Experimental and Simulation Study of Spatial Distribution of Human Respiratory Droplets under Typical Indoor Air Distribution Patterns

Abstract

This project is aimed to investigate the impact of the three typical distribution methods, namely the well-mixing, stratified and personalized ventilation methods, on the airborne and droplets transmitted infections in enclosed environments. The special focus is on the aerodynamic dispersion and deposition of the respiratory droplet residuals (RDR), and the key question is whether the three typical air distribution methods can make significant differences in reducing the infection risks from person to person at typical design airflow rates in general open plan office, meeting room and classroom environments.

Based upon the investigator's expertise and the review of the progresses in turbulent airflow and aerosol movement modeling, we will use modeling methods to investigate the problems. Bearing in mind some of the empirical and approximation features of turbulence models and aerosol dispersion and deposition modeling, a cautious two-step approach is adopted by first comparing the modeling results with the experimental results obtained at close to the realistic air flow conditions and examining the impact of the key assumptions of the model parameters, and then applying the models to the three realistic air flow conditions.
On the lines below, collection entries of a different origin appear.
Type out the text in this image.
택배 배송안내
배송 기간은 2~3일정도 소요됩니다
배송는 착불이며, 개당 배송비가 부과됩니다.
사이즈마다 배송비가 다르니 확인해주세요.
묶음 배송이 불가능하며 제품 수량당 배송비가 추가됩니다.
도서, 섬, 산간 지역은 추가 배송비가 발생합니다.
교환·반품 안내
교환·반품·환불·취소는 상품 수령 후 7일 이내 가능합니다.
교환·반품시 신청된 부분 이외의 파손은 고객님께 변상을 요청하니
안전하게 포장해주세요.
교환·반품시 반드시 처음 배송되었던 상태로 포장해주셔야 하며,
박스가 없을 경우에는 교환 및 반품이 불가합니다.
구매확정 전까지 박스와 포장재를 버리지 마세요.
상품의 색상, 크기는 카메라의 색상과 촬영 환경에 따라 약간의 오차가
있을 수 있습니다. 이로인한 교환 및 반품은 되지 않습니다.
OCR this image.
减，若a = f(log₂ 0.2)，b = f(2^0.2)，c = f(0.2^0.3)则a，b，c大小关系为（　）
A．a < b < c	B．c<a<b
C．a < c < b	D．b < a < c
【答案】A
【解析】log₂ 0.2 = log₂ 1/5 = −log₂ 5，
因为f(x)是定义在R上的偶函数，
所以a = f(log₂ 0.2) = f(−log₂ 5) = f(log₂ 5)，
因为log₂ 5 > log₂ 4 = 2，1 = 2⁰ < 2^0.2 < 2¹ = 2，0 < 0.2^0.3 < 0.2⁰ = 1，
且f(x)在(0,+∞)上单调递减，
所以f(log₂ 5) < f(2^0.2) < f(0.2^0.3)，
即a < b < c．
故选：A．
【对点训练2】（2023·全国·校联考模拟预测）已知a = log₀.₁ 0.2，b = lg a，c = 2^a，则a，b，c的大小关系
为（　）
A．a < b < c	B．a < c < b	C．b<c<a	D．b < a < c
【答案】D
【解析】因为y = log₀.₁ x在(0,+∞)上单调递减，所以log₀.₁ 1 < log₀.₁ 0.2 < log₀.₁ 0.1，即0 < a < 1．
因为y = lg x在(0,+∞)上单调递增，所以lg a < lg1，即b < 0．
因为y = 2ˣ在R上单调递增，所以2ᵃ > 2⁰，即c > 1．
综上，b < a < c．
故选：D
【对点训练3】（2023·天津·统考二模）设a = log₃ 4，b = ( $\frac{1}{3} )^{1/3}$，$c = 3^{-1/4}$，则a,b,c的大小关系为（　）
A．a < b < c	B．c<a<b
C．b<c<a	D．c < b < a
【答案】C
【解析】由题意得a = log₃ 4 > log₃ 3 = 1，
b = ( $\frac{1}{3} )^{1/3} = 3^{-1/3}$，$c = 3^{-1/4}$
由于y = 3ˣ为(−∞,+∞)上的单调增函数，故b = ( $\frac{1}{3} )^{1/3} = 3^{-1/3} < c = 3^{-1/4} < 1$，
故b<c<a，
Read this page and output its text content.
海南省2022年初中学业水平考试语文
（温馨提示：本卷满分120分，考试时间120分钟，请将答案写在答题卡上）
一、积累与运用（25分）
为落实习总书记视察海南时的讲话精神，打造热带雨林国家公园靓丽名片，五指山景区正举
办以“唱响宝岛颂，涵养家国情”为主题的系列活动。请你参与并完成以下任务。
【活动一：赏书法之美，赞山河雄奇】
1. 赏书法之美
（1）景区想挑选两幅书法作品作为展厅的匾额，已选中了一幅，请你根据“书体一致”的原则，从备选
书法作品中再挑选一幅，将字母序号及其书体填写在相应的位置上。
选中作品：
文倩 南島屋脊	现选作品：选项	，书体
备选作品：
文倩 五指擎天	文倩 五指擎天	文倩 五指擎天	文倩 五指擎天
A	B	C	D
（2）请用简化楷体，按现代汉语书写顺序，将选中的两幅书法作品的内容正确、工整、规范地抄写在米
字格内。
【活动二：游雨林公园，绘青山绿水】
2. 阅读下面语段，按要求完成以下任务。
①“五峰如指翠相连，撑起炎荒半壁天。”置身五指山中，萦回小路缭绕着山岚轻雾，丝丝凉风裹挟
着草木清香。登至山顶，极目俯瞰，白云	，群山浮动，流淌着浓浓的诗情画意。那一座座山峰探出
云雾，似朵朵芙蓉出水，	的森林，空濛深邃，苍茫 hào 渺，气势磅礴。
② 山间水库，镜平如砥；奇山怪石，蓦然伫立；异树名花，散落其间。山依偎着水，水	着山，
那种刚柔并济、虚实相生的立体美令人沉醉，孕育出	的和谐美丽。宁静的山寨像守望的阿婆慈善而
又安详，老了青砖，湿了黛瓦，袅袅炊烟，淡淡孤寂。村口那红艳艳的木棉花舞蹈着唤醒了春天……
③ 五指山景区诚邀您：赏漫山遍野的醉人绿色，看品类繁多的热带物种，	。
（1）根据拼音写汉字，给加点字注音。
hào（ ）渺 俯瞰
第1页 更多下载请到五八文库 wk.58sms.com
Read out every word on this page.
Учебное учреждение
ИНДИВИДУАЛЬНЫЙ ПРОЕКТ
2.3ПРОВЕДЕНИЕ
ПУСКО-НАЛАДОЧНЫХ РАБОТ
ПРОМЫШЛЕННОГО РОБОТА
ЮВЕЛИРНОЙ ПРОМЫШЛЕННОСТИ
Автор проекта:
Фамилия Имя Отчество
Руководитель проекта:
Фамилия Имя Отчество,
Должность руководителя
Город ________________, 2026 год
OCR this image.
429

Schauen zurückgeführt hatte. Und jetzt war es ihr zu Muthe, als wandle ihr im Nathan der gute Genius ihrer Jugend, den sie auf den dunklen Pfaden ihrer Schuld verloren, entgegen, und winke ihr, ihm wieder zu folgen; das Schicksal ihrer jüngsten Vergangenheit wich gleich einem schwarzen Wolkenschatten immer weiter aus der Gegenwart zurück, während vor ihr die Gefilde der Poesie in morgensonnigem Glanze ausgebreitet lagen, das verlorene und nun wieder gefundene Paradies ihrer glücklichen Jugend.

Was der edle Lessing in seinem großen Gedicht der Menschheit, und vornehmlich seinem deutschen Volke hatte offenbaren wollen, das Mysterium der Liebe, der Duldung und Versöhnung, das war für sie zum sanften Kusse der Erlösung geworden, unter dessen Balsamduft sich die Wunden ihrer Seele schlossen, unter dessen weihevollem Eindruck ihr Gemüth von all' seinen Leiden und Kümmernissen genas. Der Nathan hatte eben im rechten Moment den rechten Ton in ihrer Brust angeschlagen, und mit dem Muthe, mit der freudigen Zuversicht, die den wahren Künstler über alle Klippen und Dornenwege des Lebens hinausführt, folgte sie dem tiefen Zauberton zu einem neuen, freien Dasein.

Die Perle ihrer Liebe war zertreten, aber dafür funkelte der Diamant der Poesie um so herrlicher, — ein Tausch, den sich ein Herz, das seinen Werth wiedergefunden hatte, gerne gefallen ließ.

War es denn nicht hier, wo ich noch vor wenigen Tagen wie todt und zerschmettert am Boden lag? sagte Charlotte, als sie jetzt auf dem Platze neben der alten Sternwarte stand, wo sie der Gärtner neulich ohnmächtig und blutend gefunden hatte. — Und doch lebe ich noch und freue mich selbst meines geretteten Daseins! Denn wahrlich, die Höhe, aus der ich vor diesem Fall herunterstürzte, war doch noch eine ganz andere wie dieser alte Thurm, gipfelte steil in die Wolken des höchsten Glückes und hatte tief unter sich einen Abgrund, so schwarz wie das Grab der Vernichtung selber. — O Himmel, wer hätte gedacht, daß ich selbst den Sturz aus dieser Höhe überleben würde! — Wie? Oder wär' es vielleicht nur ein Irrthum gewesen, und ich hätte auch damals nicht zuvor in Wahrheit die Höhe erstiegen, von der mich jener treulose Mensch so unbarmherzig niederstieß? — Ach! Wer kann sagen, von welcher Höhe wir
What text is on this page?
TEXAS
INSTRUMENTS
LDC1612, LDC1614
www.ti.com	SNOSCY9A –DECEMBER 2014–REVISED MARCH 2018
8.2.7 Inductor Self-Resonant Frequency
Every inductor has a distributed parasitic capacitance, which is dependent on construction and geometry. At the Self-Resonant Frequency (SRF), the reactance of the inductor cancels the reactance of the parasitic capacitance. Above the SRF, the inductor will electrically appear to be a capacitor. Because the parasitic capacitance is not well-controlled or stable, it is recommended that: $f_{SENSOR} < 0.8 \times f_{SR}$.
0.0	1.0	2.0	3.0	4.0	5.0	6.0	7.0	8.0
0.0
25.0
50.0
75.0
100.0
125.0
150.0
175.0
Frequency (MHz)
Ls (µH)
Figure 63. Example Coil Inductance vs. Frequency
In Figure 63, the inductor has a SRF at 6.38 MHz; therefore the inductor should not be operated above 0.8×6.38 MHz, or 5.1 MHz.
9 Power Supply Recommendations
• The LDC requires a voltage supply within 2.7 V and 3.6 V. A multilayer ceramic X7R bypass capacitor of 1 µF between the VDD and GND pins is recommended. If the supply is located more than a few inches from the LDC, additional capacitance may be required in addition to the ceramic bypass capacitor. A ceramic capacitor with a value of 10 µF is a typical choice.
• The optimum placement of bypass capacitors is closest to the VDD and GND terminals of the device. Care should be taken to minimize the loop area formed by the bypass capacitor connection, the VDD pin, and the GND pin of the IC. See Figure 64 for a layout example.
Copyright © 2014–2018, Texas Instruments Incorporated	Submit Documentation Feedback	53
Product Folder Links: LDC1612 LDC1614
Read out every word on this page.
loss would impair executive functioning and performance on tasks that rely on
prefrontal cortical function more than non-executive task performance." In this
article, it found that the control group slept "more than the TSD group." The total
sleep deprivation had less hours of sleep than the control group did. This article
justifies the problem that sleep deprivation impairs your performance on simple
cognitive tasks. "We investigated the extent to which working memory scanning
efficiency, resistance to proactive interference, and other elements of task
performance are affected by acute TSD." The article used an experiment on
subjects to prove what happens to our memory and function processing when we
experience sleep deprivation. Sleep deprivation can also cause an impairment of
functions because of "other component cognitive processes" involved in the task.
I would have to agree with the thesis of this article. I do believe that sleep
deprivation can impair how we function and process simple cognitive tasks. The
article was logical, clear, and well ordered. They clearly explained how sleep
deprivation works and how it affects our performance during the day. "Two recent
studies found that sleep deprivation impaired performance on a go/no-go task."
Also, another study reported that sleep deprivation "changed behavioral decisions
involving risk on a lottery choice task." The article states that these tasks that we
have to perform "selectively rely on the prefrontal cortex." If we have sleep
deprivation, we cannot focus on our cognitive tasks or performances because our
People with respiratory infectious disease carry viruses or bacteria in their respiratory fluids including saliva, sputum, and respiratory mucus. These viruses can be dispersed into the external environment in the form of droplets when infected person is breathing, talking, coughing or sneezing. Hosts without immunity are susceptible ones and vulnerable to the viruses. Infection may happen once pathogenladen droplets are inhaled and deposit onto certain locations of respiratory system, or reach mucous membrane by contact. Researches show that ventilation system preserve strong influences on the distribution of respiratory droplets and the transmission of infectious disease. This project systematically investigated the dispersion of human respiratory droplets under three commonly employed ventilation systems, and evaluated the occupant’s exposure at different situations. The outcome of this research can provide some insights in the design of ventilation system, layout of commercial buildings for reducing person to person infections via airborne route.